Becket (1964)

Becket (1964), directed by Peter Glenville.

This adaptation of a play is both talky and rather grand in costumes, sets and panorama. The plot moves along nicely. Like A Man for All Seasons (1966) it is about the collision of Church, State and private conscience. In the commentary Peter O'Toole points out that the modern world is a compromise of the fractures revealed here: today both force and conviction are allowed their own realms.

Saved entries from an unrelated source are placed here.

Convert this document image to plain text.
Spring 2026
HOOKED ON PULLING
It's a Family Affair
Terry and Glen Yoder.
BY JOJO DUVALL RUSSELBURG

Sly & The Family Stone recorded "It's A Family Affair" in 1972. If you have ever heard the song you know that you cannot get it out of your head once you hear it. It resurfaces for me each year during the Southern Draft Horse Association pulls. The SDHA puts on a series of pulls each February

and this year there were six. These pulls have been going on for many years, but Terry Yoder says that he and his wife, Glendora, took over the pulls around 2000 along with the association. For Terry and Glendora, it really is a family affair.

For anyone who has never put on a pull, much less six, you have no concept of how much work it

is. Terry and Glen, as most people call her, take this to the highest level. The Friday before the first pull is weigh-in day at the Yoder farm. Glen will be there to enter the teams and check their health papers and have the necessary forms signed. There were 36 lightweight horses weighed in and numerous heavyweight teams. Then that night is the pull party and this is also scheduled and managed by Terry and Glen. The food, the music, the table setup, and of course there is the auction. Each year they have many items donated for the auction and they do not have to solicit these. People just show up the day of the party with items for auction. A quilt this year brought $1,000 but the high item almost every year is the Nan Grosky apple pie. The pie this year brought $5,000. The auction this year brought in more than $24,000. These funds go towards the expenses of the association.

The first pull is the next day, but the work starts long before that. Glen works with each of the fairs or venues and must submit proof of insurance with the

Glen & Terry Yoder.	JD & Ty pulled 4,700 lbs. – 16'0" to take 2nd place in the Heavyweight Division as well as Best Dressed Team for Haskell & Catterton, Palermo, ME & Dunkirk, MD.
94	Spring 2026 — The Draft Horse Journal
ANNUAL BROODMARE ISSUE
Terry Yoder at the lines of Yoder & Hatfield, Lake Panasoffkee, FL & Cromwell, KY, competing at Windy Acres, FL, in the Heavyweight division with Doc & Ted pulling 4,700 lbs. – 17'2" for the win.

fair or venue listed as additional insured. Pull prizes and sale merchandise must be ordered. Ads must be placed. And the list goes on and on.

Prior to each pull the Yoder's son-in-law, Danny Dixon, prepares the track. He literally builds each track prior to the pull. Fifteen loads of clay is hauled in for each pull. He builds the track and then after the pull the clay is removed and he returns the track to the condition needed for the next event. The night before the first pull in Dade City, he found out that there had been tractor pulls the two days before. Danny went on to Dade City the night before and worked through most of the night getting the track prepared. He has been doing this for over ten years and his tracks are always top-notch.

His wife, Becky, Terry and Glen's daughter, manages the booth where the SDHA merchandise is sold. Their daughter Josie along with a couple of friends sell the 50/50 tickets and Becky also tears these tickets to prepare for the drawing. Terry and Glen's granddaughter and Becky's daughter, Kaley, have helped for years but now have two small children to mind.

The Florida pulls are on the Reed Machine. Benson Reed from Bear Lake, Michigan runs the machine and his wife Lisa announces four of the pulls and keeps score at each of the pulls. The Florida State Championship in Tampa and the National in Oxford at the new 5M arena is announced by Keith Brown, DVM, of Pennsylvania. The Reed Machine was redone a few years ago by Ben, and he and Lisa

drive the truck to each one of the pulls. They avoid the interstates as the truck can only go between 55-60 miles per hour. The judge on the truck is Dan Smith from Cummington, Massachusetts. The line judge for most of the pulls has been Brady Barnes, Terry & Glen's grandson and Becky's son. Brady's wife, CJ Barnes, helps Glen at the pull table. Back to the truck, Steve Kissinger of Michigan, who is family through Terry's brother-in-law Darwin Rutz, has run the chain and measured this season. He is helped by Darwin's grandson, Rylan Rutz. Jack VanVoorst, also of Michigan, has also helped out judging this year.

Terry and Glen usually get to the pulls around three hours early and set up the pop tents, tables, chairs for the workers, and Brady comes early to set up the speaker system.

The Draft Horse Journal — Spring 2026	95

It is a showcase for O'Toole and Richard Burton. O'Toole is the callow, boorish king who is learning from his best friend, but maybe the wrong lessons. Burton is the thoughtful, secretly earnest good man who has to abandon convenient loyalty -- to King and State -- in exchange for troublesome -- fatal -- loyalty to Church and God.

Much of the history is bunk: Becket was not a Saxon, throwing much of the class resentment plot out of the window.

O'Toole played the older Henry II in The Lion in Winter (1968), a different sort of costume picture, all about the intrigues of an awful royal family.

In the third photo below he has his hands on his wife, Siân Phillips, in her first credited film role. I'm used to seeing her when older, as in I, Claudius and Dune (1984).

Photographed by Geoffrey Unsworth.

I wasn't going to review this but then listened to Peter O'Toole's freewheeling, uninhibited commentary track. Interviewer: "I will be moderating". O'Toole: "I will be immoderating".

He was a strange fellow. He disclaimed any interest in historical accuracy but knew quite a lot of the history anyway. He was not interested in "character" ("the author writes the character and the actor turns the words into flesh") but he does astute character analysis throughout. And he disdained abstractions and film analysis but is quite perceptive on the meaning of the story and gives many valuable insights.

He says:

Available on Blu-ray. The image seems soft to me, like an old master done for DVD.